Trump continues to blunder around trying to provoke Kim Jong Un into doing something stupid. That would give Trump an opportunity to do something stupid, in turn. And so far, doing something stupid seems to be Trump’s strong suit. This will get the ball rolling, and we can have an escalation of stupidity until a bunch of people die.
Or maybe not. I don’t know enough about North Korea (and I am not entirely convinced that anyone else does either) to understand clearly what it is trying to accomplish with its nuclear belligerence, or to make any sort of guess about what Kim Jong Un (or whoever really runs the country) will actually do. Perhaps there is someone in the North Korean government with enough sense to understand the consequences of an attack, and especially a nuclear attack, against the US or anyone else. Perhaps, as Ed Krayewski argues, North Korea is simply responding in a not entirely unreasonable way to the lessons of the last few decades of US foreign policy. After all, Krayewski points out, the US does not invade countries that have nuclear weapons.
Matters are pretty obscure here in the US, as well. Trump’s ministers and flunkies were quick to insist that we shouldn’t take Trump’s “fire and fury” too literally or too seriously. He was, they say, just improvising. I find this neither surprising nor comforting. Trump is always improvising, that is to say, making it up as he goes along. He clearly has no view or plan beyond the moment. And now that his improvising seems to be going nuclear, it might be time to dust off the old fallout shelter plans. (I am comforted by the knowledge that my wife is a Certified Fallout Shelter Manager.) Duck and cover.
A surprising number of US citizens consider North Korea a critical threat to the US and favor an aggressive military stance. A tiny place that can’t feed its own people; a military made up of mostly nonfunctional models; some first generation nukes that our military could easily knock out of the sky. This is a perfect target for a president and a country that want to demonstrate that we are number one. How could we lose? After all, there are so many victories in our history of engagements with small, powerless countries like North Korea—Korea itself, Vietnam, Iraq, Afghanistan, Iraq again, and so forth.
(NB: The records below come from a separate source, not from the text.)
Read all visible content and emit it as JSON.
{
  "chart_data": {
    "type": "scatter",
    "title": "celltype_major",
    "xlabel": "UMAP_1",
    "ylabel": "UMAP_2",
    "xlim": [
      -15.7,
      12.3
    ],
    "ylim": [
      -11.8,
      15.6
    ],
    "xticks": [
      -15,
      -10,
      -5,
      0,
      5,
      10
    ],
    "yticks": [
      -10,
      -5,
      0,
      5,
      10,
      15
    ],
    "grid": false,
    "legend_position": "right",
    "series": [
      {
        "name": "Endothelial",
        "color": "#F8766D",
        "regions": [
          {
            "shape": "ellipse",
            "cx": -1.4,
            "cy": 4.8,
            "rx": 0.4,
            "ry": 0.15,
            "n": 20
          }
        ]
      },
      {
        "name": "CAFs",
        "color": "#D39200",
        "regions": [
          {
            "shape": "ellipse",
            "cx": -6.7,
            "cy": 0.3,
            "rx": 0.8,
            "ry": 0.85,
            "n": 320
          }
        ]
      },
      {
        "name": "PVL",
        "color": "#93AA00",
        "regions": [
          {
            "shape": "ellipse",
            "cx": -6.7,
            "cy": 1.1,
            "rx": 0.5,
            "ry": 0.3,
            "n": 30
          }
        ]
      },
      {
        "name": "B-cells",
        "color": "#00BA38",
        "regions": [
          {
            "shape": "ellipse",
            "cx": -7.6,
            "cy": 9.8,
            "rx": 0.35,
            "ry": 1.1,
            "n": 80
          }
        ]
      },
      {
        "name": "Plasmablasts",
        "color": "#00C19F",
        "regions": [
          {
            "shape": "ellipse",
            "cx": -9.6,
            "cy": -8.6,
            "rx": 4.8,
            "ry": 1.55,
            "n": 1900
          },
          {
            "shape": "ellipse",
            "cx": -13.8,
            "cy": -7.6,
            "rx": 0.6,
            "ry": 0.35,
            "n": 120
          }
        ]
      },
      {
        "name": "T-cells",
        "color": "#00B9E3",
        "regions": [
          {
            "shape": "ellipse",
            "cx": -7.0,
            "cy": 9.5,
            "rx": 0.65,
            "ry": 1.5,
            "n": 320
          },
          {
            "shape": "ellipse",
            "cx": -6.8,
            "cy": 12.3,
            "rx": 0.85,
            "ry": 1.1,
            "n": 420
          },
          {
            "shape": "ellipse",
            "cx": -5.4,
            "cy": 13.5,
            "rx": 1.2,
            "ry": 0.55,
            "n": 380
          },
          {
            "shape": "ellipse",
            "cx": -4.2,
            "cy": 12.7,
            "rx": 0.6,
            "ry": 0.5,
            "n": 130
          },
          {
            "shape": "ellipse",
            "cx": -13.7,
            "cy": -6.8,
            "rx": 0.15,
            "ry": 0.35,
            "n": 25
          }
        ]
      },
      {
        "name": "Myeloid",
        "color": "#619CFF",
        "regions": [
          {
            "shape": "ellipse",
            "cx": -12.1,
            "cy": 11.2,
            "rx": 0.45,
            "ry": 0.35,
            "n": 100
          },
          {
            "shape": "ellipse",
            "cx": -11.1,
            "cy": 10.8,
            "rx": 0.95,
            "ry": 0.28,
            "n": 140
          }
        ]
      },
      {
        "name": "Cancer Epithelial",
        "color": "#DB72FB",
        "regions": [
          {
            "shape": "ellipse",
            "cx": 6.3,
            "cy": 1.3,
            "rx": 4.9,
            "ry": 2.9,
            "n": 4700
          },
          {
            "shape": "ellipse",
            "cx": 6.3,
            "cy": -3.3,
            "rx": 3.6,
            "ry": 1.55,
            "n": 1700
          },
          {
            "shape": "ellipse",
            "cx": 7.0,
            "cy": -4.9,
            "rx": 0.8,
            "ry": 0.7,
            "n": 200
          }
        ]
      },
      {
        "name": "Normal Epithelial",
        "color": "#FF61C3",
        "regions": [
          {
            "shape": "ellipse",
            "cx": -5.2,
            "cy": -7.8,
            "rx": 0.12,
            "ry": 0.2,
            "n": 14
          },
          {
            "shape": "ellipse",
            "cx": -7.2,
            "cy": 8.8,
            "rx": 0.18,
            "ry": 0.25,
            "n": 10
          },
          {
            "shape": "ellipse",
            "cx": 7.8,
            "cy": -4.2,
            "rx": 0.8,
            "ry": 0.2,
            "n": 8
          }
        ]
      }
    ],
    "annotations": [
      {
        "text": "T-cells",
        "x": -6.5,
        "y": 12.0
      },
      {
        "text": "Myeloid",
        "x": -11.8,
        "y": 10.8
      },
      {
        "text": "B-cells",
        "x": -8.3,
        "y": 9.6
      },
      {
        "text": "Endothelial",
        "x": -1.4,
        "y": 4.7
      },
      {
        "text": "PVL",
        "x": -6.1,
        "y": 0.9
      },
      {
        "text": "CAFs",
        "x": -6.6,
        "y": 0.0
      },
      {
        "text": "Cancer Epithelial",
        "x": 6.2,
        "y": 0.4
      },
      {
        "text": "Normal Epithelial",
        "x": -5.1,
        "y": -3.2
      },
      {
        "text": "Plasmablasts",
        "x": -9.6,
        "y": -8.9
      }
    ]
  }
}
Both Donald Trump and Kim Jong Un sit atop very unstable power structures. The North Korean dictatorship rules with fear and starvation. Its people are restive, its southern sibling is a constant irritant, and its leader is widely viewed as a doofus. Trump faces serious resistance domestically, the disgust of most of our allies, and an apparent inability to put together anything resembling a functional government. (And he is also widely viewed as a doofus.) The political positions of both of these men benefit considerably from the conflict they are creating.
I think it is about time someone gave these guys some adult advice.